На его круглой, ежом стриженной большой голове неловко сидел новенький люстриновый картузик с пуговкой, вроде тех, какие носят мастеровые в праздник. Но в то же время под его тесным пиджаком виднелась вышитая, батрацкая рубаха, так что как будто он был вместе с тем и батраком.
Однако толстые, гвардейского сукна штаны, бархатистые от пыли, уж никак не шли ни мастеровому, ни батраку. Одна штанина задралась и открыла рыжее голенище грубого флотского сапога с двойным швом.
«Матрос!» — мелькнула у Пети страшная мысль, и тут же на кулаке неизвестного, сжимавшего ручку двери, к ужасу своему, мальчик явственно увидел голубой вытатуированный якорь.
Между тем неизвестный, как видно, был смущен своим внезапным вторжением не менее самих пассажиров.
Увидев остолбеневшего от изумления господина в пенсне и двух перепуганных детей, он беззвучно зашевелил губами, как бы желая не то поздороваться, не то извиниться.
Но, кроме кривой, застенчивой улыбки, у него ничего не вышло.

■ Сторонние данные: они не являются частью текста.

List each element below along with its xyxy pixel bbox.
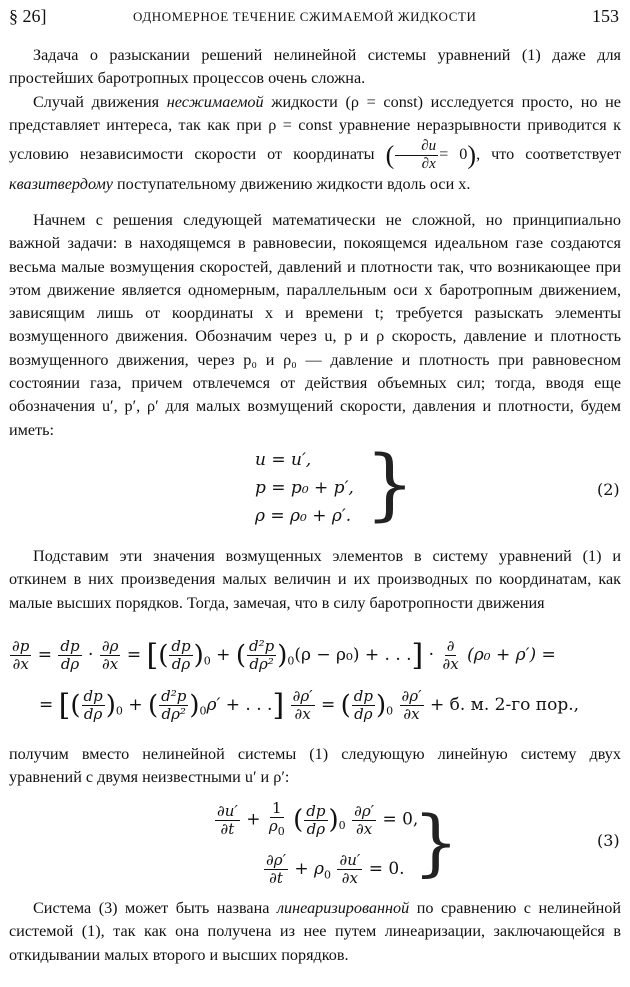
page <box>9 0 621 987</box>
eq3-line-1: $\frac{\partial u'}{\partial t}$ + $\frac{1}{\rho_0}$ ( $\frac{dp}{d\rho}$ )$_0$ $\frac{\partial\rho'}{\partial x}$ = 0, <box>217 799 419 838</box>
running-title: ОДНОМЕРНОЕ ТЕЧЕНИЕ СЖИМАЕМОЙ ЖИДКОСТИ <box>133 9 477 24</box>
eq2-line-1: u = u′, <box>255 450 312 470</box>
paragraph-4: Подставим эти значения возмущенных элементов в систему уравнений (1) и откинем в них произведения малых величин и их производных по координатам, как малые высших порядков. Тогда, замечая, что в силу баротропности движения <box>9 547 621 612</box>
formula-du-dx-zero: ( $\frac{\partial u}{\partial x}$ = 0) <box>385 137 477 172</box>
equation-long-line-2: = [( $\frac{dp}{d\rho}$ )$_0$ + ( $\frac{\text{d²p}}{\text{dρ²}}$ )$_0\rho'$ + . . .] $\frac{\partial\rho'}{\partial x}$ = ( $\frac{dp}{d\rho}$ )$_0$ $\frac{\partial\rho'}{\partial x}$ + б. м. 2-го пор., <box>39 687 580 723</box>
emphasis-linearized: линеаризированной <box>276 899 410 917</box>
right-brace: } <box>413 800 459 884</box>
equation-number-2: (2) <box>597 480 620 499</box>
paragraph-3: Начнем с решения следующей математически не сложной, но принципиально важной задачи: в находящемся в равновесии, покоящемся идеальном газе создаются весьма малые возмущения скоростей, давлений и плотности так, что возникающее при этом движение является одномерным, параллельным оси x баротропным движением, зависящим лишь от координаты x и времени t; требуется разыскать элементы возмущенного движения. Обозначим через u, p и ρ скорость, давление и плотность возмущенного движения, через p₀ и ρ₀ — давление и плотность при равновесном состоянии газа, причем отвлечемся от действия объемных сил; тогда, вводя еще обозначения u′, p′, ρ′ для малых возмущений скорости, давления и плотности, будем иметь: <box>9 211 621 439</box>
section-number: § 26] <box>9 6 47 26</box>
page-number: 153 <box>592 6 619 26</box>
paragraph-5: получим вместо нелинейной системы (1) следующую линейную систему двух уравнений с двумя неизвестными u′ и ρ′: <box>9 745 621 787</box>
eq2-line-3: ρ = ρ₀ + ρ′. <box>255 506 352 526</box>
paragraph-1: Задача о разыскании решений нелинейной системы уравнений (1) даже для простейших баротропных процессов очень сложна. <box>9 46 621 88</box>
paragraph-2: Случай движения несжимаемой жидкости (ρ = const) исследуется просто, но не представляет интереса, так как при ρ = const уравнение неразрывности приводится к условию независимости скорости от координаты ( $\frac{\partial u}{\partial x}$ = 0), что соответствует квазитвердому поступательному движению жидкости вдоль оси x. <box>9 93 621 193</box>
paragraph-6: Система (3) может быть названа линеаризированной по сравнению с нелинейной системой (1), так как она получена из нее путем линеаризации, заключающейся в откидывании малых второго и высших порядков. <box>9 899 621 964</box>
right-brace: } <box>365 440 415 530</box>
emphasis-incompressible: несжимаемой <box>166 93 264 111</box>
eq2-line-2: p = p₀ + p′, <box>255 478 354 498</box>
running-header <box>9 6 621 30</box>
equation-long-line-1: $\frac{\partial p}{\partial x}$ = $\frac{dp}{d\rho}$ · $\frac{\partial\rho}{\partial x}$ = [( $\frac{dp}{d\rho}$ )$_0$ + ( $\frac{\text{d²p}}{\text{dρ²}}$ )$_0(\rho - \rho_0)$ + . . .] · $\frac{\partial}{\partial x}$ (ρ₀ + ρ′) = <box>12 637 556 673</box>
emphasis-quasi-rigid: квазитвердому <box>9 174 113 193</box>
eq3-line-2: $\frac{\partial\rho'}{\partial t}$ + $\rho_0$ $\frac{\partial u'}{\partial x}$ = 0. <box>266 851 405 887</box>
equation-number-3: (3) <box>597 831 620 850</box>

Наконец он махнул рукой и уже собирался спрыгнуть с подножки обратно на дорогу, как вдруг впереди показался разъезд. Неизвестный осторожно выглянул из-за кузова дилижанса, увидел в пыли солдат, быстро вскочил внутрь кареты и захлопнул за собой дверь.
Он умоляющими глазами посмотрел на пассажиров, затем, не говоря ни слова, стал на четвереньки, к ужасу Пети, полез под скамейку, прямо туда, где были спрятаны коллекции.
Мальчик с отчаянием посмотрел на отца, но тот сидел совершенно неподвижно, с бесстрастным лицом, немного бледный, решительно выставив вперед бородку. Сцепив на животе руки, он крутил большими пальцами — один вокруг другого.
Весь его вид говорил: ничего не произошло, ни о чем не надо расспрашивать, а надо сидеть на своем месте как ни в чем не бывало и ехать.
Не только Петя, но даже и маленький Павлик поняли отца сразу.
Ничего не замечать! При создавшемся положении это было самое простое и самое лучшее.
Что касается кучера, то о нем нечего было и говорить. Он знай себе нахлестывал лошадей, даже не оборачиваясь назад.
Словом, это был какой-то весьма странный, но единодушный заговор молчания.